- Created by: Daniel Cullen
- Directed by: David Kerr and Giancarlo Sanchez
- Starring: Nico Mirallegro; Charlie Cooper; Asim Chaudhry; Corin Silva; Sophie Lenglinger; Paul Forman; Jojo Macari; Cavan Clerkin; Paulina Gálvez; Oscar Foronda; Cavan Clerkin; Alexandra Masangkay; Aysha Daraaui; Daniel Triana;
- Country of origin: United Kingdom
- Original language: English
- No. of series: 1
- No. of episodes: 6

Production
- Executive producers: Joel Wilson; Olivia Trench; Carissa Hope Lynch;
- Producer: Farah Abushwesha
- Production location: Canary Islands
- Production company: Eleven Film;

Original release
- Network: Paramount+
- Release: 15 August 2024

= Stags (TV series) =

British television series

Stags is a six-part British television series, written and created by Daniel Cullen. It is made for Paramount+ by Eleven Film, with David Kerr as lead director. It was released on 15 August 2024.

==Premise==
The series follows groom-to-be Stu and his friends on his stag do in South America. What was meant to be a week of drink, drugs, and fun turns dark when instead of boarding a plane home, the group is thrown in to a notorious and depraved prison island run by two drug-dealing siblings and it becomes clear that the stags need to pick a side if they have any chance of survival. Friendships are tested and life-long loyalty is sacrificed as Stu and his friends begin to question, who will make it home?

==Cast==
- Nico Mirallegro as Stu
- Corin Silva as Ryan
- Charlie Cooper as Ant
- Sophie Lenglinger as Clem
- Jojo Macari as Kai
- Paul Forman as Hugo
- Asim Chaudhry as Greg
- Oscar Foronda as Branco
- Paulina Gálvez as Selma
- Cavan Clerkin as John
- Karl-el Santos as Justo
- Alexandra Masangkay as Luba
- Aysha Daraaui as Gemma
- Daniel Triana as Cisco

==Production==
This series was commissioned by Sebastian Cardwell, Deputy Chief Content Officer, UK, Paramount. Eleven Film produced it, with Carissa Hope Lynch, Joel Wilson, Olivia Trench, and Jamie Campbell serving as executive producers, and Farah Abushwesha serving as producer.

===Casting===
Casting was undertaken by Daniel Edwards Casting and was announced in November 2023, consisting of Nico Mirallegro, Charlie Cooper, Asim Chaudhry, Corin Silva, Sophie Lenglinger, Paul Forman, Jojo Macari, Cavan Clerkin, Paulina Galvez and Oscar Foronda.

===Filming===
Filming began in November 2023 on location in Tenerife.
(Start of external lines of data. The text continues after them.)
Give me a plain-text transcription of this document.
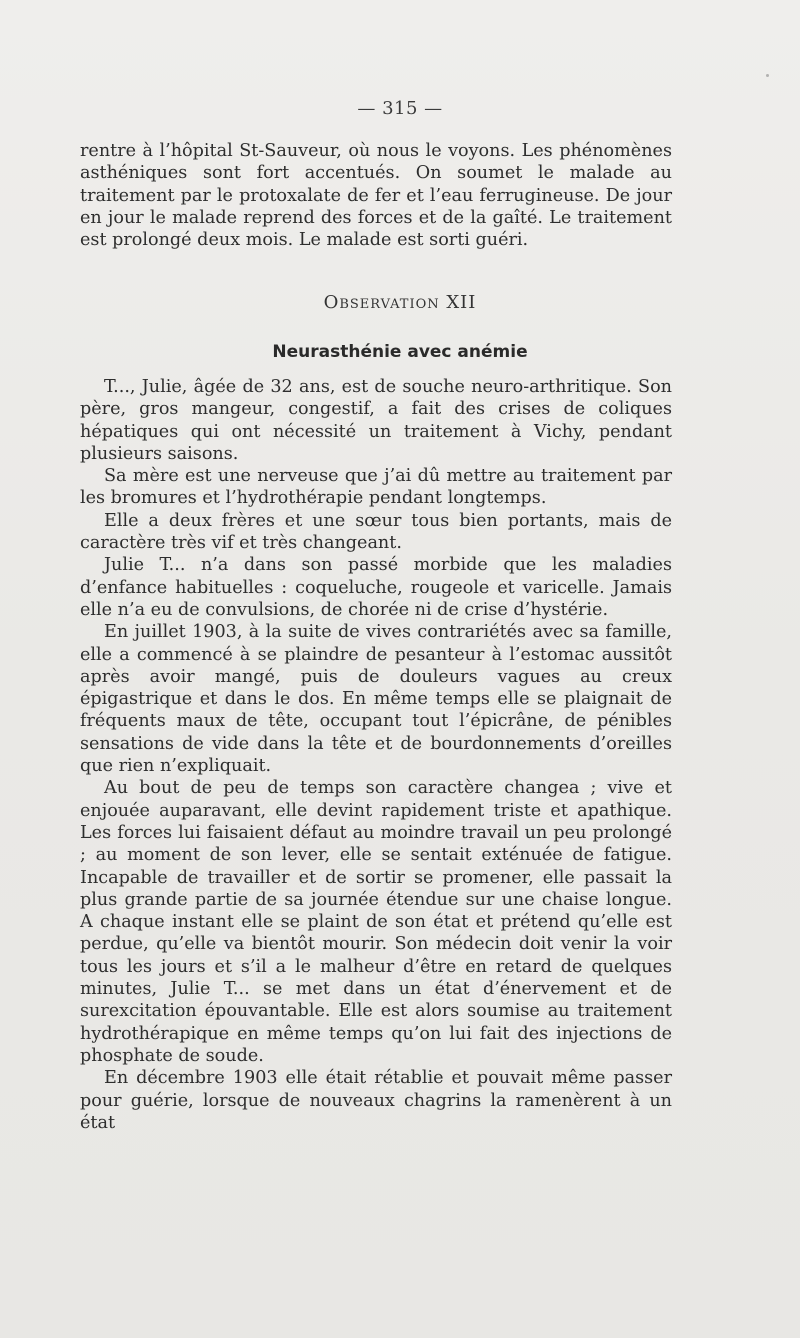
— 315 —
rentre à l’hôpital St-Sauveur, où nous le voyons. Les phénomènes asthéniques sont fort accentués. On soumet le malade au traitement par le protoxalate de fer et l’eau ferrugineuse. De jour en jour le malade reprend des forces et de la gaîté. Le traitement est prolongé deux mois. Le malade est sorti guéri.
Observation XII
Neurasthénie avec anémie

T..., Julie, âgée de 32 ans, est de souche neuro-arthritique. Son père, gros mangeur, congestif, a fait des crises de coliques hépatiques qui ont nécessité un traitement à Vichy, pendant plusieurs saisons.

Sa mère est une nerveuse que j’ai dû mettre au traitement par les bromures et l’hydrothérapie pendant longtemps.

Elle a deux frères et une sœur tous bien portants, mais de caractère très vif et très changeant.

Julie T... n’a dans son passé morbide que les maladies d’enfance habituelles : coqueluche, rougeole et varicelle. Jamais elle n’a eu de convulsions, de chorée ni de crise d’hystérie.

En juillet 1903, à la suite de vives contrariétés avec sa famille, elle a commencé à se plaindre de pesanteur à l’estomac aussitôt après avoir mangé, puis de douleurs vagues au creux épigastrique et dans le dos. En même temps elle se plaignait de fréquents maux de tête, occupant tout l’épicrâne, de pénibles sensations de vide dans la tête et de bourdonnements d’oreilles que rien n’expliquait.

Au bout de peu de temps son caractère changea ; vive et enjouée auparavant, elle devint rapidement triste et apathique. Les forces lui faisaient défaut au moindre travail un peu prolongé ; au moment de son lever, elle se sentait exténuée de fatigue. Incapable de travailler et de sortir se promener, elle passait la plus grande partie de sa journée étendue sur une chaise longue. A chaque instant elle se plaint de son état et prétend qu’elle est perdue, qu’elle va bientôt mourir. Son médecin doit venir la voir tous les jours et s’il a le malheur d’être en retard de quelques minutes, Julie T... se met dans un état d’énervement et de surexcitation épouvantable. Elle est alors soumise au traitement hydrothérapique en même temps qu’on lui fait des injections de phosphate de soude.

En décembre 1903 elle était rétablie et pouvait même passer pour guérie, lorsque de nouveaux chagrins la ramenèrent à un état
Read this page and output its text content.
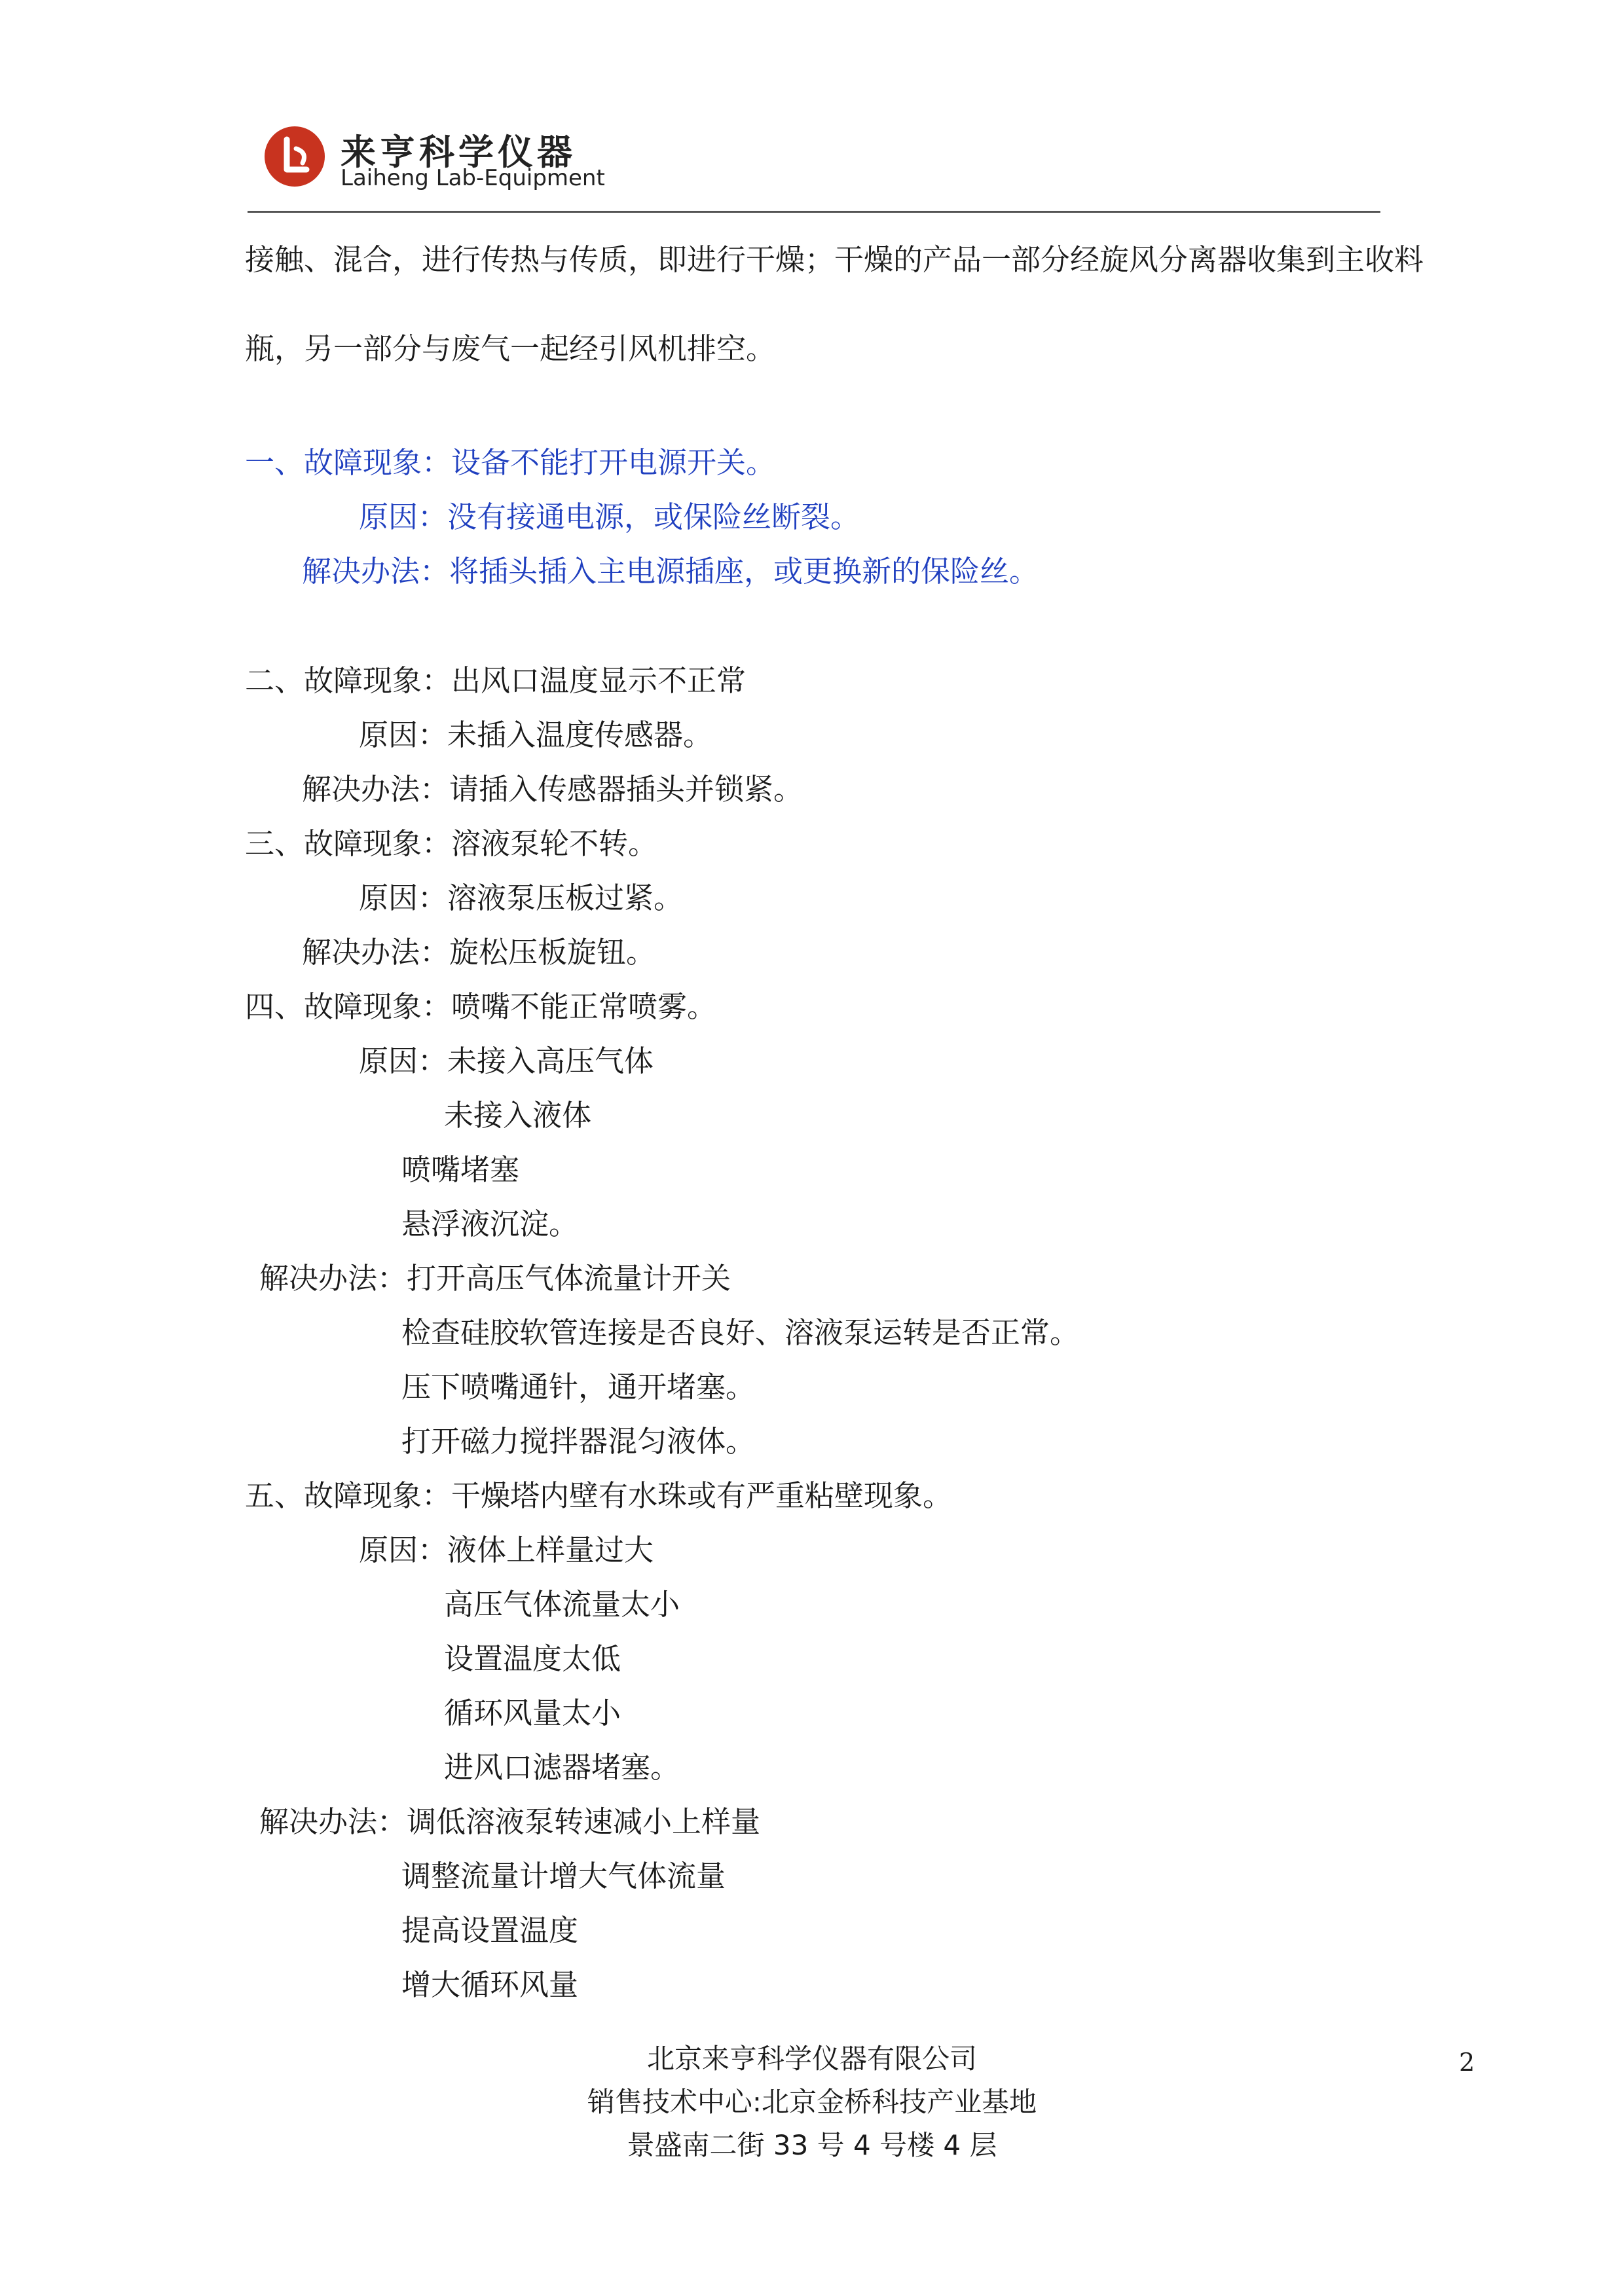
来亨科学仪器
Laiheng Lab-Equipment
接触、混合，进行传热与传质，即进行干燥；干燥的产品一部分经旋风分离器收集到主收料
瓶，另一部分与废气一起经引风机排空。
一、故障现象：设备不能打开电源开关。
原因：没有接通电源，或保险丝断裂。
解决办法：将插头插入主电源插座，或更换新的保险丝。
二、故障现象：出风口温度显示不正常
原因：未插入温度传感器。
解决办法：请插入传感器插头并锁紧。
三、故障现象：溶液泵轮不转。
原因：溶液泵压板过紧。
解决办法：旋松压板旋钮。
四、故障现象：喷嘴不能正常喷雾。
原因：未接入高压气体
未接入液体
喷嘴堵塞
悬浮液沉淀。
解决办法：打开高压气体流量计开关
检查硅胶软管连接是否良好、溶液泵运转是否正常。
压下喷嘴通针，通开堵塞。
打开磁力搅拌器混匀液体。
五、故障现象：干燥塔内壁有水珠或有严重粘壁现象。
原因：液体上样量过大
高压气体流量太小
设置温度太低
循环风量太小
进风口滤器堵塞。
解决办法：调低溶液泵转速减小上样量
调整流量计增大气体流量
提高设置温度
增大循环风量
2
北京来亨科学仪器有限公司
销售技术中心:北京金桥科技产业基地
景盛南二街 33 号 4 号楼 4 层
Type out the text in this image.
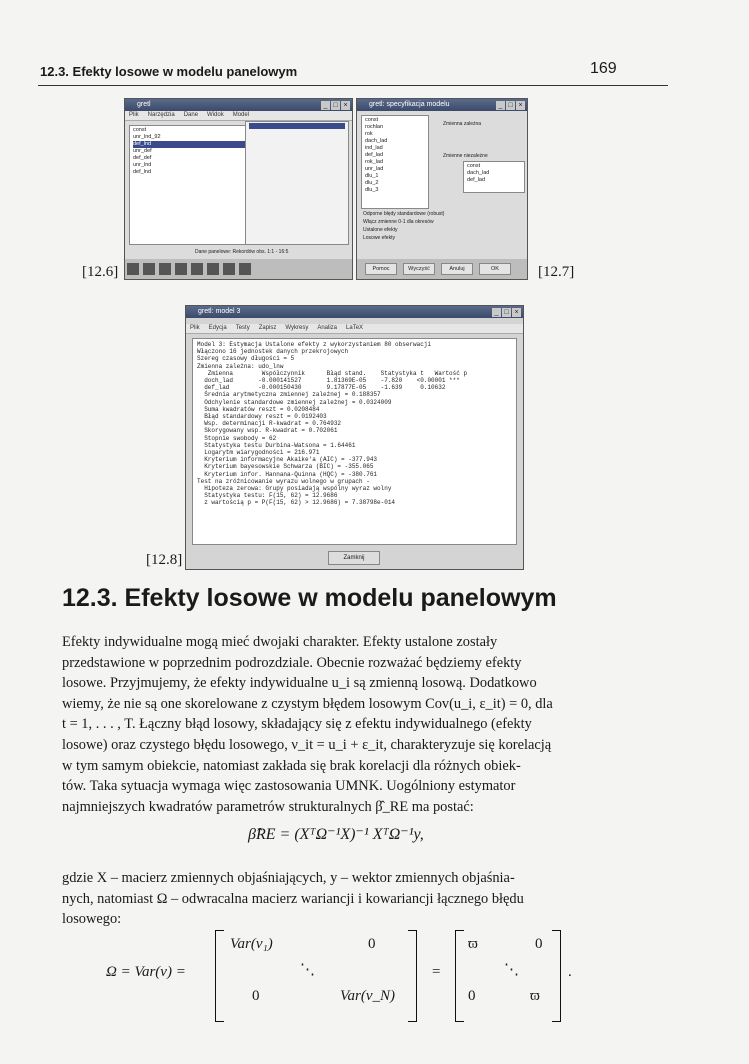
12.3. Efekty losowe w modelu panelowym	169
gretl	_ □ ×
Plik Narzędzia Dane Widok Model
const
unr_lnd_92
def_lnd
unr_def
def_def
unr_lnd
def_lnd
Dane panelowe: Rekordów obs. 1:1 - 16:5
[12.6]
gretl: specyfikacja modelu	_ □ ×
const
rochlan
rok
dach_lad
ind_lad
def_lad
rok_lad
unr_lad
dlu_1
dlu_2
dlu_3
Zmienna zależna
Zmienne niezależne
const
dach_lad
def_lad
Odporne błędy standardowe (robust)
Włącz zmienne 0-1 dla okresów
Ustalone efekty
Losowe efekty
Pomoc	Wyczyść	Anuluj	OK	[12.7]
gretl: model 3	_ □ ×
Plik Edycja Testy Zapisz Wykresy Analiza LaTeX
Model 3: Estymacja Ustalone efekty z wykorzystaniem 80 obserwacji
Włączono 16 jednostek danych przekrojowych
Szereg czasowy długości = 5
Zmienna zależna: udo_lnw
Zmienna        Współczynnik      Błąd stand.    Statystyka t   Wartość p
doch_lad       -0.000141527       1.81369E-05    -7.820    <0.00001 ***
def_lad        -0.000150430       9.17877E-05    -1.639     0.10632
Średnia arytmetyczna zmiennej zależnej = 0.188357
Odchylenie standardowe zmiennej zależnej = 0.0324009
Suma kwadratów reszt = 0.0208484
Błąd standardowy reszt = 0.0192403
Wsp. determinacji R-kwadrat = 0.764932
Skorygowany wsp. R-kwadrat = 0.702061
Stopnie swobody = 62
Statystyka testu Durbina-Watsona = 1.64461
Logarytm wiarygodności = 216.971
Kryterium informacyjne Akaike'a (AIC) = -377.943
Kryterium bayesowskie Schwarza (BIC) = -355.065
Kryterium infor. Hannana-Quinna (HQC) = -380.761
Test na zróżnicowanie wyrazu wolnego w grupach -
Hipoteza zerowa: Grupy posiadają wspólny wyraz wolny
Statystyka testu: F(15, 62) = 12.9686
z wartością p = P(F(15, 62) > 12.9686) = 7.38798e-014
Zamknij
[12.8]
12.3. Efekty losowe w modelu panelowym

Efekty indywidualne mogą mieć dwojaki charakter. Efekty ustalone zostały

przedstawione w poprzednim podrozdziale. Obecnie rozważać będziemy efekty

losowe. Przyjmujemy, że efekty indywidualne u_i są zmienną losową. Dodatkowo

wiemy, że nie są one skorelowane z czystym błędem losowym Cov(u_i, ε_it) = 0, dla

t = 1, . . . , T. Łączny błąd losowy, składający się z efektu indywidualnego (efekty

losowe) oraz czystego błędu losowego, ν_it = u_i + ε_it, charakteryzuje się korelacją

w tym samym obiekcie, natomiast zakłada się brak korelacji dla różnych obiek-

tów. Taka sytuacja wymaga więc zastosowania UMNK. Uogólniony estymator

najmniejszych kwadratów parametrów strukturalnych β̂_RE ma postać:

β̂RE = (XᵀΩ⁻¹X)⁻¹ XᵀΩ⁻¹y,

gdzie X – macierz zmiennych objaśniających, y – wektor zmiennych objaśnia-

nych, natomiast Ω – odwracalna macierz wariancji i kowariancji łącznego błędu

losowego:

Ω = Var(ν) =
Var(ν₁)	0
⋱
0	Var(v_N)
=
ϖ	0
⋱
0	ϖ
.
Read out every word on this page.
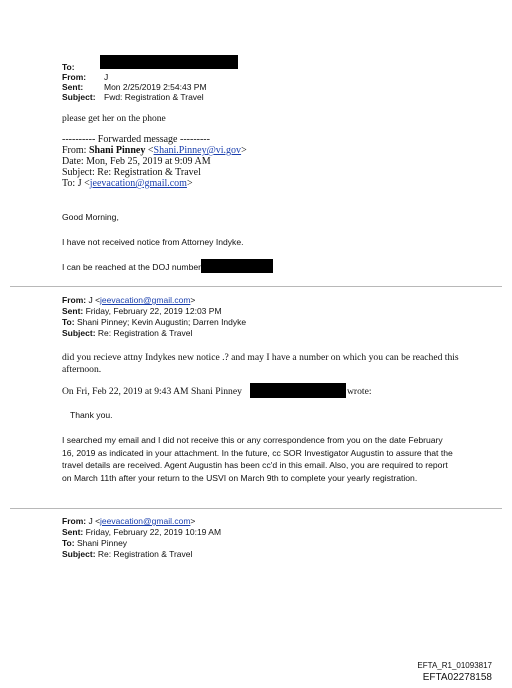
To:
From: J
Sent: Mon 2/25/2019 2:54:43 PM
Subject: Fwd: Registration & Travel
please get her on the phone
---------- Forwarded message ---------
From: Shani Pinney <Shani.Pinney@vi.gov>
Date: Mon, Feb 25, 2019 at 9:09 AM
Subject: Re: Registration & Travel
To: J <jeevacation@gmail.com>
Good Morning,
I have not received notice from Attorney Indyke.
I can be reached at the DOJ number
From: J <jeevacation@gmail.com>
Sent: Friday, February 22, 2019 12:03 PM
To: Shani Pinney; Kevin Augustin; Darren Indyke
Subject: Re: Registration & Travel
did you recieve attny Indykes new notice .? and may I have a number on which you can be reached this afternoon.
On Fri, Feb 22, 2019 at 9:43 AM Shani Pinney	wrote:
Thank you.
I searched my email and I did not receive this or any correspondence from you on the date February 16, 2019 as indicated in your attachment. In the future, cc SOR Investigator Augustin to assure that the travel details are received. Agent Augustin has been cc'd in this email. Also, you are required to report on March 11th after your return to the USVI on March 9th to complete your yearly registration.
From: J <jeevacation@gmail.com>
Sent: Friday, February 22, 2019 10:19 AM
To: Shani Pinney
Subject: Re: Registration & Travel
EFTA_R1_01093817
EFTA02278158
== Release and reception ==
Episodes 1 and 2 were released on Paramount+ on 15 August 2024, with one episode a week released each Thursday following the initial premiere.

=== Critical response ===
The series has received generally positive reviews. Lucy Mangan, reviewing for The Guardian, described the series as "the exhilarating, gorgeous tale of eight idiots" in which a "stellar comic cast beautifully play this chronicle of a pre-wedding South American week of debauchery gone very, very wrong". She awarded the series four stars. Also for The Guardian, Barbara Ellen described the series as a "fast-moving, dark-hearted comedy drama", drawing comparisons to The Hangover and White Lines.

Jon O'Brien from Radio Times said "Stags certainly isn’t your average prison drama" and that director David Kerr "handles the balance of crime and comedy well, ratcheting up the tension one minute and then puncturing it with a macabre quip". However O'Brien added that Stags "wastes its intriguing concept on a bunch of individuals so unlikeable and selfish you start to sympathise with their oppressors", ultimately awarding it three stars.

Commenting on the first episode, Fiona Sturges from Financial Times said that "we don’t yet know enough about these hapless Brits to root for them", describing it as "frenetic". Sturges noted that "while there is the occasional good line, the comedy is muffled by the unpleasantness of their predicament". Ultimately they awarded two stars and added that "there is time, of course, for Stags to find its feet, but so far the vibe is a high-speed montage of every bachelor party movie ever made".

Writing for Air Mail, Jack Sullivan said that "the comedy — and pandemonium — grows" throughout Episode 1. Sullivan added that if viewers were looking for "hyperactive pacing and the thrills of Netflix’s Sex Education" then they should "tune in".